2. Set the out-of-season back-to-school page to return a 200-status code.
3. Update the text on the page to say something to let shoppers know your back-to-school collection is no longer available and link to a page with a collection of more year-round products. (Watch out! Do not use language like “out of stock,” “discontinued,” or “no longer available” to avoid having the page flagged as a soft 404.)
You’ll also want to avoid creating new URLs for your back-to-school category pages each year. This can create duplicate content and dilute your brand’s ability to rank for keywords related to back-to-school. Instead, reuse the same URL each year and update that page with the current year’s products.
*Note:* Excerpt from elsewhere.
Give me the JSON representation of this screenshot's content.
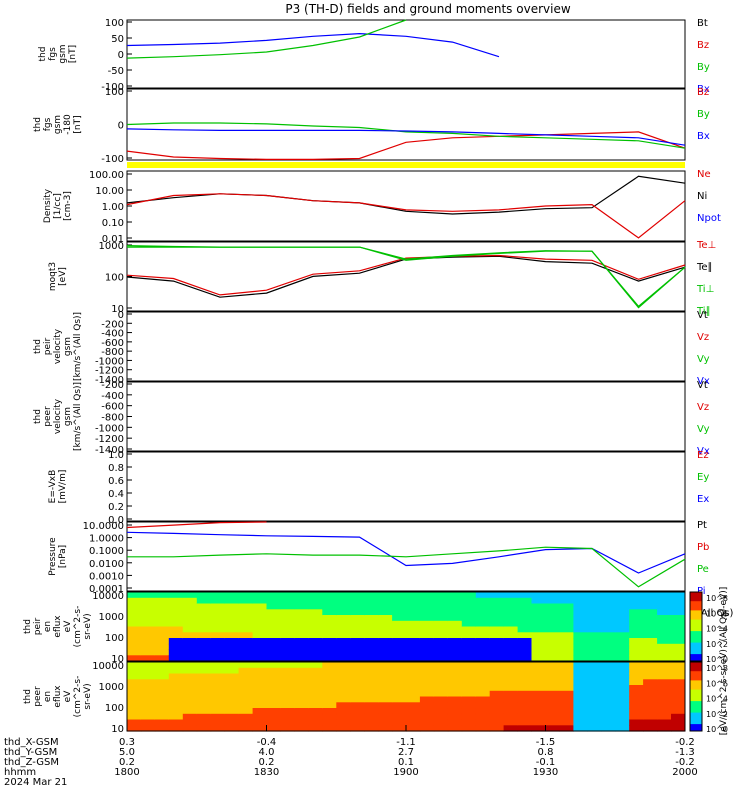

Back-to-school category pages can only provide so many insights when they are seasonal and exist on your website for just a handful of months. To glean more insights to drive your strategy this year, look back at the pages that drove high organic traffic and revenue during this time in previous years. Make sure they’re updated with meta descriptions that feature a clear call to action and on-page copy that includes relevant keywords.
Don’t Forget About Shipping
When planning your social media budget and ad schedule, make sure to consider time for shipping and delivery to ensure customers get their purchases before the first day of school.
With the rise of Amazon and expedited shipping, free shipping has become more of an expectation than a perk for customers. In fact, 90% of consumers would shop online more often if given a free shipping option, and nearly 60% of shoppers expect free shipping even on purchases under $30.
If you can, consider setting a threshold on your site for free shipping. There are other items you can set a threshold for if regular shipping is already free, such as a free add-on product or free expedited shipping.
Remarketing to Back-to-School Shoppers
Even though the back-to-school shopping season is a relatively short one, retargeting strategies can still be used to help convert more of your customers. To both help shoppers get the items they need and increase your average order value (AOV), try these strategies:
- Prominently display recommended or “also purchased” products throughout the funnel. You can also cross-sell products that are used together in the classroom (e.g. whiteboards & dry erase markers or binders & page dividers).
- Show back-to-school items that are commonly purchased together both after a shopper adds an item to the cart and when the shopper is in the cart.
- Use DSP retargeting during the deal windows, with dynamic ecommerce ads for smaller product catalogs and custom images directing to your back-to-school store subpage for larger catalogs.
Product Feeds Tips for Back-to-School
Your product feeds are crucial for a foundational aspect of ecommerce selling: providing accurate information to your customers. Product feeds are data files that include specific product data used to power Shopping ads, along with categorical data about your product listing, such as the product title, product price, image URLs, coupon codes, and many more customizable attributes.
This data file contains all the necessary information you need to used to segment product groups in Shopping campaigns. As you would during any seasonal time, make sure your Merchant Promotions are planned and set up in both the Google and Microsoft Merchant Centers in advance. If the promotions apply only to a specific segment of products, make sure to accurately pass the [promotion_id] attribute in the product feed.
You’ll also need to make sure your [availability] and [price]/[sale_price] attribute information is as accurate as possible. You don’t want to waste advertising dollars on items that may not be available or lead to a poor customer experience!
Your product feeds can even empower you to take advantage of each state’s Tax Free Weekend periods (where applicable). Just be sure to diligently update and monitor your tax settings in the Google Merchant Center.